Вторая сила — дворянство помоложе — дарское[19]. К этой фракции так же можно было прибавить крупных торговцев и, пожалуй, — сентариев. Большая их часть без надрыва относилась к пропагандируемым танами ценностям истинного дворянства, зато ценила деньги и власть, даруемую ими. Они имели доли в торговых домах, мануфактурах и морских перевозках. Этих богатых людей политика Фрейланга устраивала если не полностью, то в большей степени. Ведь она была направлена не на самоизоляцию, как прежде, а на рост экономики. А значит и рост их личного богатства.

Третей фракцией считалась церковь Единого. Иерархи традиционно поддерживали правящий дом, который сегодня представлял Фрейланг, благодаря чему сделались очень крупными землевладельцами. По законам герцогства церковь не могла владеть землей и живущими на ней людьми, однако если двое хотят договориться, — они договорятся. Землей в итоге владела не церковь, а конкретные иерархи: прелаты, архипрелаты, епископы и архиепископы. Формально она им не принадлежала, владельцем являлся герцог Фрейвелинга, а церковники ее лишь арендовали. Почти бесплатно и бессрочно, передавая право на аренду не детям, а приемникам в должности. В итоге получалось, что церкви было выгодно поддерживать именно Фрейланга, по крайней мере до тех пор, пока он не покушался реформами на существующий порядок вещей.

Одним из последних в зал Совета вошел старыймозоль и вечная оппозиция правительства Фрейланга — барон да Урсу. Тан из танов, при желании могущий потягаться родословной даже с правителями герцогства, этот сухой и высокий старикан одевался подчеркнуто неброско. Всем было известно, что род да Урсу — самый крупный землевладелец на юге герцогства и доходность мог бы потягаться с крупнейшими из торговых домов. Старого барона окружала стайка рыб-лоцманов, — преимущественно танская молодежь, считающая родословную чуть ли не от пророков, и традиционно не желающие принимать нововведения и реформы. Да Гора с удивлением обнаружил в окружении да Урсу морского князя[20] Дарака ал Аору — владельца самого крупного торгового дома Фрейвелинга.
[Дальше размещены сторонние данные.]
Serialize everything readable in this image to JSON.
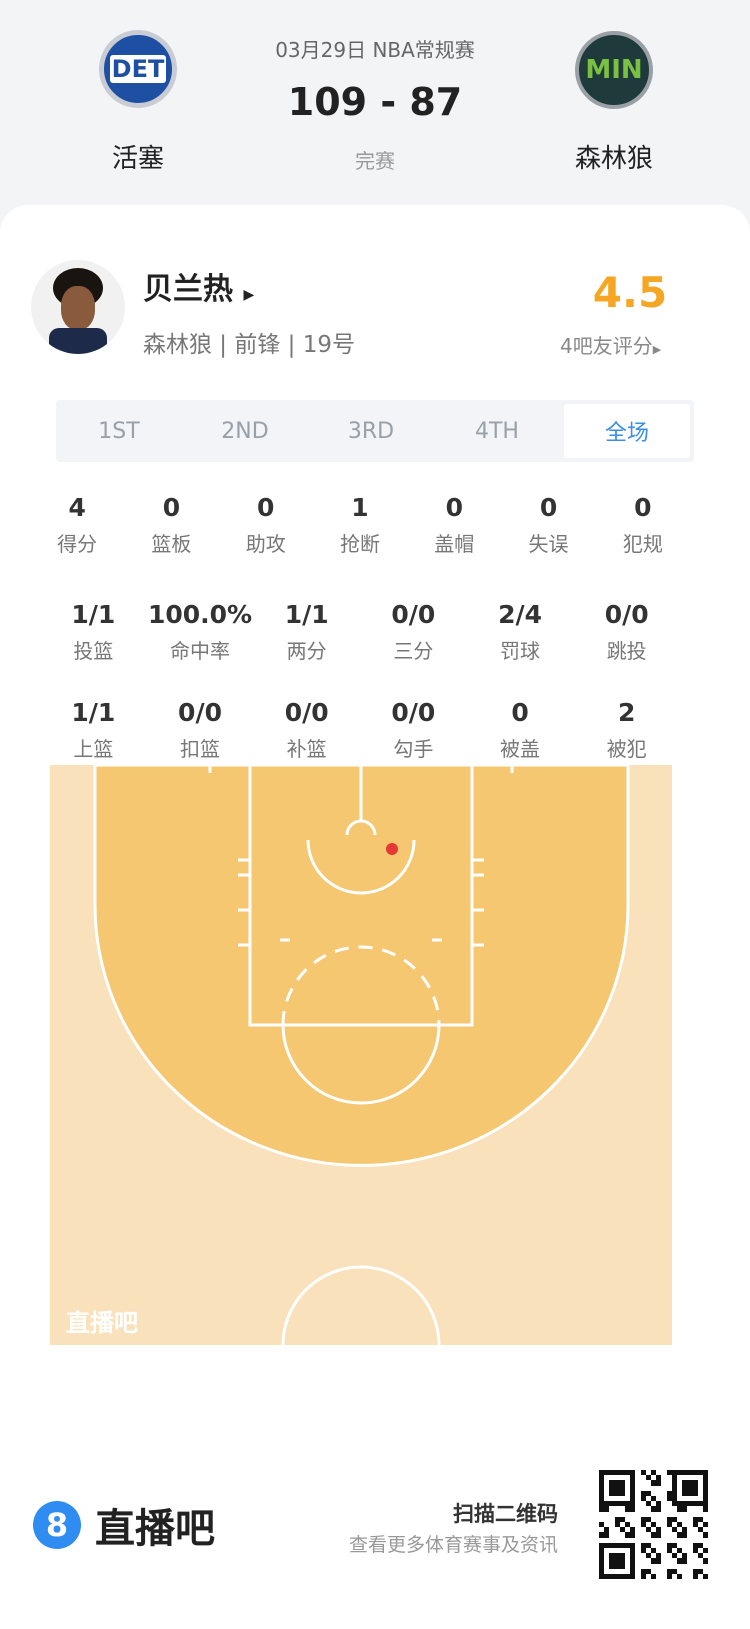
{
  "match": {
    "date_league": "03月29日 NBA常规赛",
    "score": "109 - 87",
    "status": "完赛",
    "home": {
      "name": "活塞",
      "abbr": "DET"
    },
    "away": {
      "name": "森林狼",
      "abbr": "MIN"
    }
  },
  "player": {
    "name": "贝兰热",
    "info": "森林狼 | 前锋 | 19号",
    "rating": "4.5",
    "rating_label": "4吧友评分"
  },
  "tabs": [
    {
      "label": "1ST"
    },
    {
      "label": "2ND"
    },
    {
      "label": "3RD"
    },
    {
      "label": "4TH"
    },
    {
      "label": "全场",
      "active": true
    }
  ],
  "stats_rows": [
    [
      {
        "v": "4",
        "l": "得分"
      },
      {
        "v": "0",
        "l": "篮板"
      },
      {
        "v": "0",
        "l": "助攻"
      },
      {
        "v": "1",
        "l": "抢断"
      },
      {
        "v": "0",
        "l": "盖帽"
      },
      {
        "v": "0",
        "l": "失误"
      },
      {
        "v": "0",
        "l": "犯规"
      }
    ],
    [
      {
        "v": "1/1",
        "l": "投篮"
      },
      {
        "v": "100.0%",
        "l": "命中率"
      },
      {
        "v": "1/1",
        "l": "两分"
      },
      {
        "v": "0/0",
        "l": "三分"
      },
      {
        "v": "2/4",
        "l": "罚球"
      },
      {
        "v": "0/0",
        "l": "跳投"
      }
    ],
    [
      {
        "v": "1/1",
        "l": "上篮"
      },
      {
        "v": "0/0",
        "l": "扣篮"
      },
      {
        "v": "0/0",
        "l": "补篮"
      },
      {
        "v": "0/0",
        "l": "勾手"
      },
      {
        "v": "0",
        "l": "被盖"
      },
      {
        "v": "2",
        "l": "被犯"
      }
    ]
  ],
  "court": {
    "watermark": "直播吧",
    "shots": [
      {
        "made": true,
        "color": "#e53935"
      }
    ]
  },
  "footer": {
    "brand": "直播吧",
    "scan": "扫描二维码",
    "sub": "查看更多体育赛事及资讯"
  },
  "colors": {
    "accent": "#3a8ee6",
    "rating": "#f5a623",
    "court_inner": "#f5c770",
    "court_outer": "#f8e1bb"
  }
}
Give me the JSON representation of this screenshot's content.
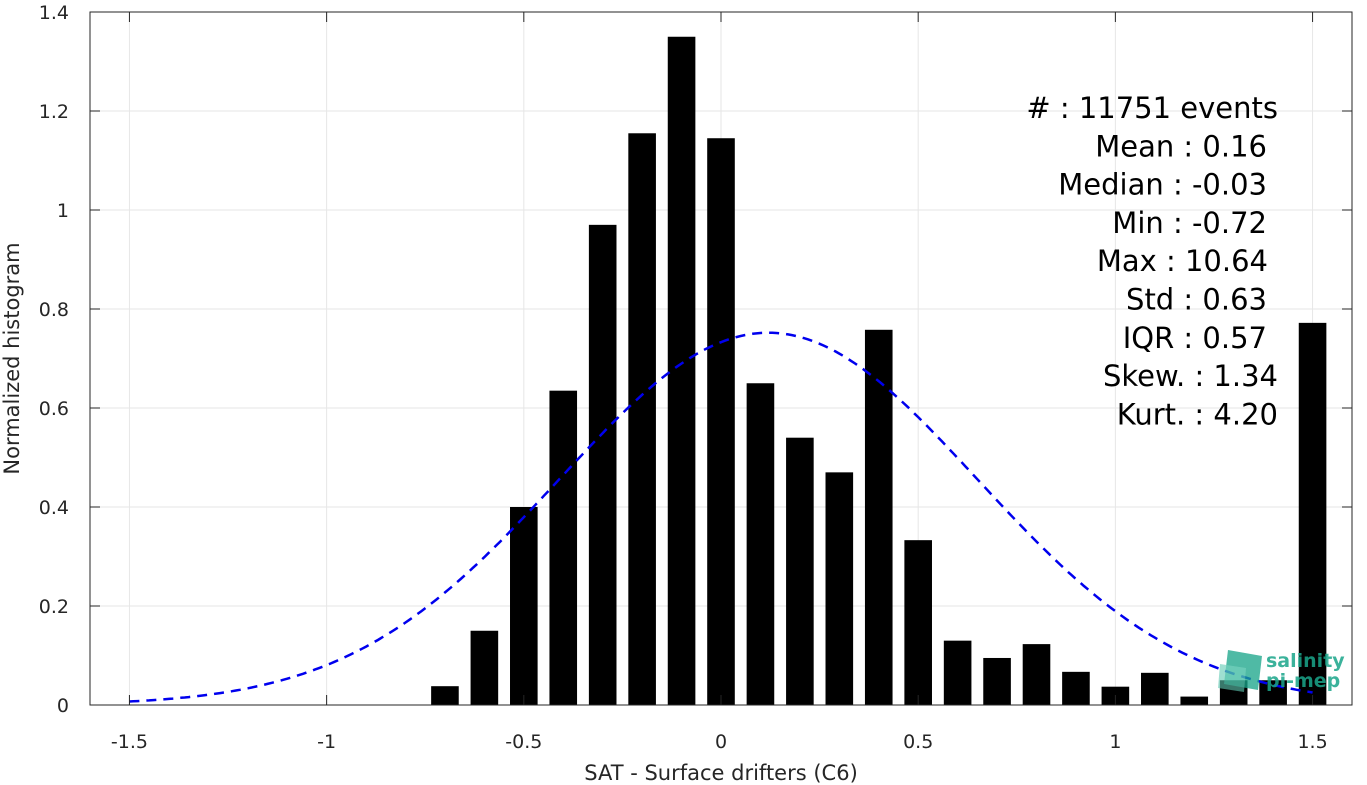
{
  "chart_data": {
    "type": "bar",
    "xlabel": "SAT - Surface drifters (C6)",
    "ylabel": "Normalized histogram",
    "xlim": [
      -1.6,
      1.6
    ],
    "ylim": [
      0,
      1.4
    ],
    "xticks": [
      -1.5,
      -1,
      -0.5,
      0,
      0.5,
      1,
      1.5
    ],
    "xtick_labels": [
      "-1.5",
      "-1",
      "-0.5",
      "0",
      "0.5",
      "1",
      "1.5"
    ],
    "yticks": [
      0,
      0.2,
      0.4,
      0.6,
      0.8,
      1,
      1.2,
      1.4
    ],
    "ytick_labels": [
      "0",
      "0.2",
      "0.4",
      "0.6",
      "0.8",
      "1",
      "1.2",
      "1.4"
    ],
    "grid": true,
    "bar_width": 0.07,
    "bar_color": "#000000",
    "bars": {
      "x": [
        -0.7,
        -0.6,
        -0.5,
        -0.4,
        -0.3,
        -0.2,
        -0.1,
        0.0,
        0.1,
        0.2,
        0.3,
        0.4,
        0.5,
        0.6,
        0.7,
        0.8,
        0.9,
        1.0,
        1.1,
        1.2,
        1.3,
        1.4,
        1.5
      ],
      "values": [
        0.038,
        0.15,
        0.4,
        0.635,
        0.97,
        1.155,
        1.35,
        1.145,
        0.65,
        0.54,
        0.47,
        0.758,
        0.333,
        0.13,
        0.095,
        0.123,
        0.067,
        0.037,
        0.065,
        0.017,
        0.05,
        0.05,
        0.772
      ]
    },
    "fit_curve": {
      "style": "dashed",
      "color": "#0000ee",
      "mean": 0.12,
      "std": 0.53,
      "peak": 0.752,
      "x_range": [
        -1.5,
        1.5
      ]
    },
    "stats": [
      "#  : 11751 events",
      "Mean : 0.16",
      "Median : -0.03",
      "Min : -0.72",
      "Max : 10.64",
      "Std : 0.63",
      "IQR : 0.57",
      "Skew. : 1.34",
      "Kurt. : 4.20"
    ],
    "logo": {
      "line1": "salinity",
      "line2": "pi-mep",
      "color": "#1aa58a"
    }
  }
}
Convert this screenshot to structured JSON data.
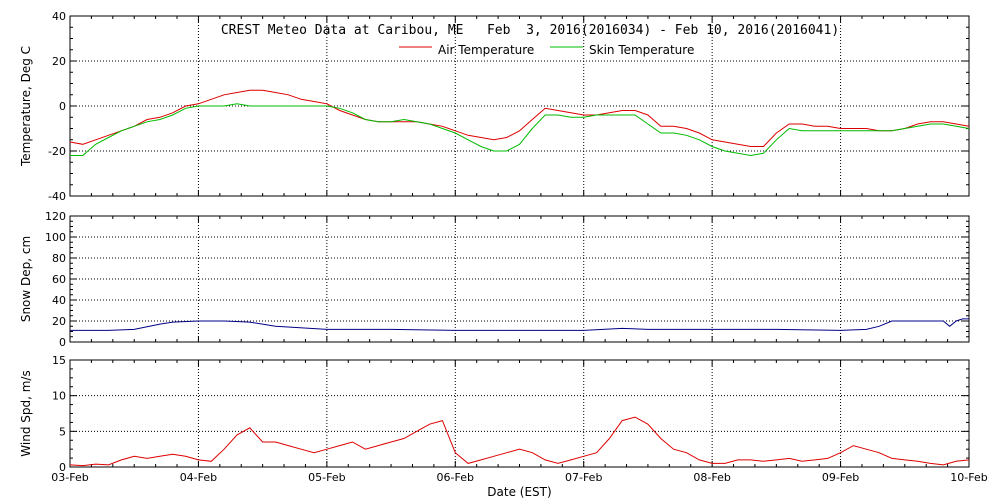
{
  "chart_data": {
    "type": "line",
    "title": "CREST Meteo Data at Caribou, ME   Feb  3, 2016(2016034) - Feb 10, 2016(2016041)",
    "xlabel": "Date (EST)",
    "x_ticks": [
      "03-Feb",
      "04-Feb",
      "05-Feb",
      "06-Feb",
      "07-Feb",
      "08-Feb",
      "09-Feb",
      "10-Feb"
    ],
    "x_range_days": [
      0,
      7
    ],
    "grid": true,
    "legend_position": "top-center",
    "panels": [
      {
        "id": "temperature",
        "ylabel": "Temperature, Deg C",
        "ylim": [
          -40,
          40
        ],
        "y_ticks": [
          -40,
          -20,
          0,
          20,
          40
        ],
        "series": [
          {
            "name": "Air Temperature",
            "color": "#dd0000",
            "x": [
              0,
              0.1,
              0.2,
              0.3,
              0.4,
              0.5,
              0.6,
              0.7,
              0.8,
              0.9,
              1.0,
              1.1,
              1.2,
              1.3,
              1.4,
              1.5,
              1.6,
              1.7,
              1.8,
              1.9,
              2.0,
              2.1,
              2.2,
              2.3,
              2.4,
              2.5,
              2.6,
              2.7,
              2.8,
              2.9,
              3.0,
              3.1,
              3.2,
              3.3,
              3.4,
              3.5,
              3.6,
              3.7,
              3.8,
              3.9,
              4.0,
              4.1,
              4.2,
              4.3,
              4.4,
              4.5,
              4.6,
              4.7,
              4.8,
              4.9,
              5.0,
              5.1,
              5.2,
              5.3,
              5.4,
              5.5,
              5.6,
              5.7,
              5.8,
              5.9,
              6.0,
              6.1,
              6.2,
              6.3,
              6.4,
              6.5,
              6.6,
              6.7,
              6.8,
              6.9,
              7.0
            ],
            "values": [
              -16,
              -17,
              -15,
              -13,
              -11,
              -9,
              -6,
              -5,
              -3,
              0,
              1,
              3,
              5,
              6,
              7,
              7,
              6,
              5,
              3,
              2,
              1,
              -2,
              -4,
              -6,
              -7,
              -7,
              -7,
              -7,
              -8,
              -9,
              -11,
              -13,
              -14,
              -15,
              -14,
              -11,
              -6,
              -1,
              -2,
              -3,
              -4,
              -4,
              -3,
              -2,
              -2,
              -4,
              -9,
              -9,
              -10,
              -12,
              -15,
              -16,
              -17,
              -18,
              -18,
              -12,
              -8,
              -8,
              -9,
              -9,
              -10,
              -10,
              -10,
              -11,
              -11,
              -10,
              -8,
              -7,
              -7,
              -8,
              -9
            ]
          },
          {
            "name": "Skin Temperature",
            "color": "#00bb00",
            "x": [
              0,
              0.1,
              0.2,
              0.3,
              0.4,
              0.5,
              0.6,
              0.7,
              0.8,
              0.9,
              1.0,
              1.1,
              1.2,
              1.3,
              1.4,
              1.5,
              1.6,
              1.7,
              1.8,
              1.9,
              2.0,
              2.1,
              2.2,
              2.3,
              2.4,
              2.5,
              2.6,
              2.7,
              2.8,
              2.9,
              3.0,
              3.1,
              3.2,
              3.3,
              3.4,
              3.5,
              3.6,
              3.7,
              3.8,
              3.9,
              4.0,
              4.1,
              4.2,
              4.3,
              4.4,
              4.5,
              4.6,
              4.7,
              4.8,
              4.9,
              5.0,
              5.1,
              5.2,
              5.3,
              5.4,
              5.5,
              5.6,
              5.7,
              5.8,
              5.9,
              6.0,
              6.1,
              6.2,
              6.3,
              6.4,
              6.5,
              6.6,
              6.7,
              6.8,
              6.9,
              7.0
            ],
            "values": [
              -22,
              -22,
              -17,
              -14,
              -11,
              -9,
              -7,
              -6,
              -4,
              -1,
              0,
              0,
              0,
              1,
              0,
              0,
              0,
              0,
              0,
              0,
              0,
              -1,
              -3,
              -6,
              -7,
              -7,
              -6,
              -7,
              -8,
              -10,
              -12,
              -15,
              -18,
              -20,
              -20,
              -17,
              -10,
              -4,
              -4,
              -5,
              -5,
              -4,
              -4,
              -4,
              -4,
              -8,
              -12,
              -12,
              -13,
              -15,
              -18,
              -20,
              -21,
              -22,
              -21,
              -15,
              -10,
              -11,
              -11,
              -11,
              -11,
              -11,
              -11,
              -11,
              -11,
              -10,
              -9,
              -8,
              -8,
              -9,
              -10
            ]
          }
        ]
      },
      {
        "id": "snow-depth",
        "ylabel": "Snow Dep, cm",
        "ylim": [
          0,
          120
        ],
        "y_ticks": [
          0,
          20,
          40,
          60,
          80,
          100,
          120
        ],
        "series": [
          {
            "name": "",
            "color": "#000088",
            "x": [
              0,
              0.3,
              0.5,
              0.7,
              0.8,
              1.0,
              1.2,
              1.4,
              1.6,
              2.0,
              2.5,
              3.0,
              3.5,
              4.0,
              4.3,
              4.5,
              5.0,
              5.5,
              6.0,
              6.2,
              6.3,
              6.4,
              6.6,
              6.8,
              6.85,
              6.9,
              6.95,
              7.0
            ],
            "values": [
              11,
              11,
              12,
              17,
              19,
              20,
              20,
              19,
              15,
              12,
              12,
              11,
              11,
              11,
              13,
              12,
              12,
              12,
              11,
              12,
              15,
              20,
              20,
              20,
              15,
              20,
              22,
              22
            ]
          }
        ]
      },
      {
        "id": "wind-speed",
        "ylabel": "Wind Spd, m/s",
        "ylim": [
          0,
          15
        ],
        "y_ticks": [
          0,
          5,
          10,
          15
        ],
        "series": [
          {
            "name": "",
            "color": "#dd0000",
            "x": [
              0,
              0.1,
              0.2,
              0.3,
              0.4,
              0.5,
              0.6,
              0.7,
              0.8,
              0.9,
              1.0,
              1.1,
              1.2,
              1.3,
              1.4,
              1.5,
              1.6,
              1.7,
              1.8,
              1.9,
              2.0,
              2.1,
              2.2,
              2.3,
              2.4,
              2.5,
              2.6,
              2.7,
              2.8,
              2.9,
              3.0,
              3.1,
              3.2,
              3.3,
              3.4,
              3.5,
              3.6,
              3.7,
              3.8,
              3.9,
              4.0,
              4.1,
              4.2,
              4.3,
              4.4,
              4.5,
              4.6,
              4.7,
              4.8,
              4.9,
              5.0,
              5.1,
              5.2,
              5.3,
              5.4,
              5.5,
              5.6,
              5.7,
              5.8,
              5.9,
              6.0,
              6.1,
              6.2,
              6.3,
              6.4,
              6.5,
              6.6,
              6.7,
              6.8,
              6.9,
              7.0
            ],
            "values": [
              0.3,
              0.2,
              0.4,
              0.3,
              1.0,
              1.5,
              1.2,
              1.5,
              1.8,
              1.5,
              1.0,
              0.8,
              2.5,
              4.5,
              5.5,
              3.5,
              3.5,
              3.0,
              2.5,
              2.0,
              2.5,
              3.0,
              3.5,
              2.5,
              3.0,
              3.5,
              4.0,
              5.0,
              6.0,
              6.5,
              2.0,
              0.5,
              1.0,
              1.5,
              2.0,
              2.5,
              2.0,
              1.0,
              0.5,
              1.0,
              1.5,
              2.0,
              4.0,
              6.5,
              7.0,
              6.0,
              4.0,
              2.5,
              2.0,
              1.0,
              0.5,
              0.5,
              1.0,
              1.0,
              0.8,
              1.0,
              1.2,
              0.8,
              1.0,
              1.2,
              2.0,
              3.0,
              2.5,
              2.0,
              1.2,
              1.0,
              0.8,
              0.5,
              0.3,
              0.8,
              1.0
            ]
          }
        ]
      }
    ]
  }
}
Полукровка-ирианонец, сделавший состояние на морской торговле (и разбое, чего тут скрывать!) и осевший в Великом герцогстве всего четыре года назад, славился своим нейтралитетом в политике, утверждая, что его интересует только золото. И вот он шагает рядом с заклятым врагом Фрейланга, — высокий, с длинными белыми волосами, собранными в хвост на затылке — как и положено морскому князю, — непринужденно с ним беседует, над чем-то смеется…

“Это плохо! Очень плохо!” — подумал барон да Гора. — “Мы же совершенно не брали его в расчет!”

Так же подле да Урсу кансильер обнаружил еще одного тана, известного своим неприятием всего нового. Барон Фульчи да Агато, сосед да Урсу, его ближайший сподвижник. Невысокий мужчина, разменявший шестой десяток, все еще производил впечатление: невысокого роста, но широкий в груди и плечах. В свое время он считался одним из лучших мечников герцогства и довольно толковым военачальником. В последние же годы он большую часть времени проводил в своем замке, стоящим почти на самой границе северных земель Фрейвелинга и королевства Скафил, занимаясь охотой и разведением знаменитых на всю бывшую Империю боевых псов — гончих Святого Доната.